If those people do not know about those things, they will, out of ignorance, make wrong life choices and there will be more little ones growing up like those the hon. Gentleman talked about. They will be in a similar position and the problem will worsen.

I agree that we should not be complacent about sex and relationship education. It has its deficiencies, but that is bad sex and relationship education. The hon. Gentleman’s argument would be much stronger if he were urging better and improved sex and relationship education, which would benefit people. It is part of broader social and emotional development.

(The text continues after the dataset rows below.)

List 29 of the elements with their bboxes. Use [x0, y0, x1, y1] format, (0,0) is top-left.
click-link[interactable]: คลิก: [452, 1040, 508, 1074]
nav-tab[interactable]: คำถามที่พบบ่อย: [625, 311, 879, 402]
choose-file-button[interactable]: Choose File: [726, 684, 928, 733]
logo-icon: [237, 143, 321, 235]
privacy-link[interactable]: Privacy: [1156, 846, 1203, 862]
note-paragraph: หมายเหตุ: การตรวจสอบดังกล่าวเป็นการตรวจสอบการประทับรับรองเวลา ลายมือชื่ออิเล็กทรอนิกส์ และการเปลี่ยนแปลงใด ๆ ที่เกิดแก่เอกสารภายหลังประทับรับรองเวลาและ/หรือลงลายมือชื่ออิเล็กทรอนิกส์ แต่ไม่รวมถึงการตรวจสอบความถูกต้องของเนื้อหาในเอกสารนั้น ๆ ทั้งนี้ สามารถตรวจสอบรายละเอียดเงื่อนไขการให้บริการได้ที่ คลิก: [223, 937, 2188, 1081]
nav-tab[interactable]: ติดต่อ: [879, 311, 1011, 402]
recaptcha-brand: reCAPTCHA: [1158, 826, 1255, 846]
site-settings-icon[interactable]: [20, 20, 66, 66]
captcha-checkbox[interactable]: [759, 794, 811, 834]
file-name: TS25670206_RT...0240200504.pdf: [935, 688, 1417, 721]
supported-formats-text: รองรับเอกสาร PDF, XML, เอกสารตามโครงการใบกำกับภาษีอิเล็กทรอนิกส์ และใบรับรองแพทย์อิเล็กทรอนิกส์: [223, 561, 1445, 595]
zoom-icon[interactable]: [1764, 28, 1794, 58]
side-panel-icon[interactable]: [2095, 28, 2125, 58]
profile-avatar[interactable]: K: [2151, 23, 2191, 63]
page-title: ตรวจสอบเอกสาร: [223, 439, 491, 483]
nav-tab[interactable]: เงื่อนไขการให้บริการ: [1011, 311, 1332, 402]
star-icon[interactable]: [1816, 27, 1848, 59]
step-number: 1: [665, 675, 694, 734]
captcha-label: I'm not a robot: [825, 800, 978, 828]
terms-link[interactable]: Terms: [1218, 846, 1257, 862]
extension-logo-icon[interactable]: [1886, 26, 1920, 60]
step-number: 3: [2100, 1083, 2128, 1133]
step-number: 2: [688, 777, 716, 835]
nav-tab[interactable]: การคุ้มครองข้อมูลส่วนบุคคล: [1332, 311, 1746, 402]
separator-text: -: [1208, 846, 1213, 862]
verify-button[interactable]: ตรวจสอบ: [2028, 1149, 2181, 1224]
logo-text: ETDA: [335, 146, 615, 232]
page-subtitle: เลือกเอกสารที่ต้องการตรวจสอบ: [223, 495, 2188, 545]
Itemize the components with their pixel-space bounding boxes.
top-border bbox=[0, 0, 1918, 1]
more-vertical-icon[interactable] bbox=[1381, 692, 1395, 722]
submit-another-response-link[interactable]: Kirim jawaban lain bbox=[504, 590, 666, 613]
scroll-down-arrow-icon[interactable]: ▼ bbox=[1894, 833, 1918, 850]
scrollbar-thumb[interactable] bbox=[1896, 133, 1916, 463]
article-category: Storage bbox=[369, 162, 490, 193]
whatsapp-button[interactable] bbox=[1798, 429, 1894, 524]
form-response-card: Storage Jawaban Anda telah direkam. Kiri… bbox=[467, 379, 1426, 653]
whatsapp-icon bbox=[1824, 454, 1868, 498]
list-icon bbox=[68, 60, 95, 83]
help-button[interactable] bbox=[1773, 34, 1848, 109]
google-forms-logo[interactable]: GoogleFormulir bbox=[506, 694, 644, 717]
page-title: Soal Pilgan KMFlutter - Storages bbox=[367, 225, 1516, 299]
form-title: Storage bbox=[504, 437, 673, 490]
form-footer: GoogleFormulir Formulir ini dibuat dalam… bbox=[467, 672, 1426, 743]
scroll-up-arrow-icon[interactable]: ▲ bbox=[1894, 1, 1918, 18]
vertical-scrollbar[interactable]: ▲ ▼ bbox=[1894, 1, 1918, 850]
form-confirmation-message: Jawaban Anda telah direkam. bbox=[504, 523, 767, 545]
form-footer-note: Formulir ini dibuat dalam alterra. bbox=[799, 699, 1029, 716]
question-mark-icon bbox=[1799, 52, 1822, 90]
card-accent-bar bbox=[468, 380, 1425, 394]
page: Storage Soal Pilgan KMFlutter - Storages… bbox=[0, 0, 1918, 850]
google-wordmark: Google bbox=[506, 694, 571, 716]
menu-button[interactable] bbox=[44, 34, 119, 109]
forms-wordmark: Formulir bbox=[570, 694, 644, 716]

One of my criticisms of past Governments would be that they sometimes saw such education as merely a matter of the physical and reproductive, not as a question of relationships and the social interactions that are needed to develop effective people. Speaking as we are in the wake of the Baby P episode and the news of the family in Sheffield this morning, we are clearly not yet raising young people to be effective parents and to optimise their parenting ability. Heaven knows that not only do we need a short-term strategy for resolving the difficulties in particular processes and in particular cases, but that hon. Members need a strategic view on how to ensure that in generations to come we reduce the number of those one-off cases, and allow people to benefit and flourish as individuals, so that they can realise themselves as effective parents.

I agree with the hon. Gentleman on parental responsibility to this extent: there are those who cannot exercise the responsibility that he clearly does, and I hope everyone in the Chamber does, and we need to ensure that it is possible for everyone to do so. What is good enough for him and for me is good enough for the kids who are having children in my constituency. The help that they need is not just SRE and education on making good life choices.

Those young people, or young mothers—the hon. Gentleman talked about parents, and I do not mean to pick him up linguistically, but in my experience it is often more correct to talk about one parent—can benefit incredibly from having a one-to-one relationship with a health visitor who teaches them how to raise their child in a loving way, and teaches that child how to get the best out of school. That takes a little bit of money early on.

The hon. Gentleman may know that I am a disciple of early intervention. A pound spent in the early days is worth £100 spent later on. Primary SEAL—social and emotional aspects of learning—enables young people who do not get the relevant learning at home to learn the basics of how to get on in life and what to do socially to make the best of themselves.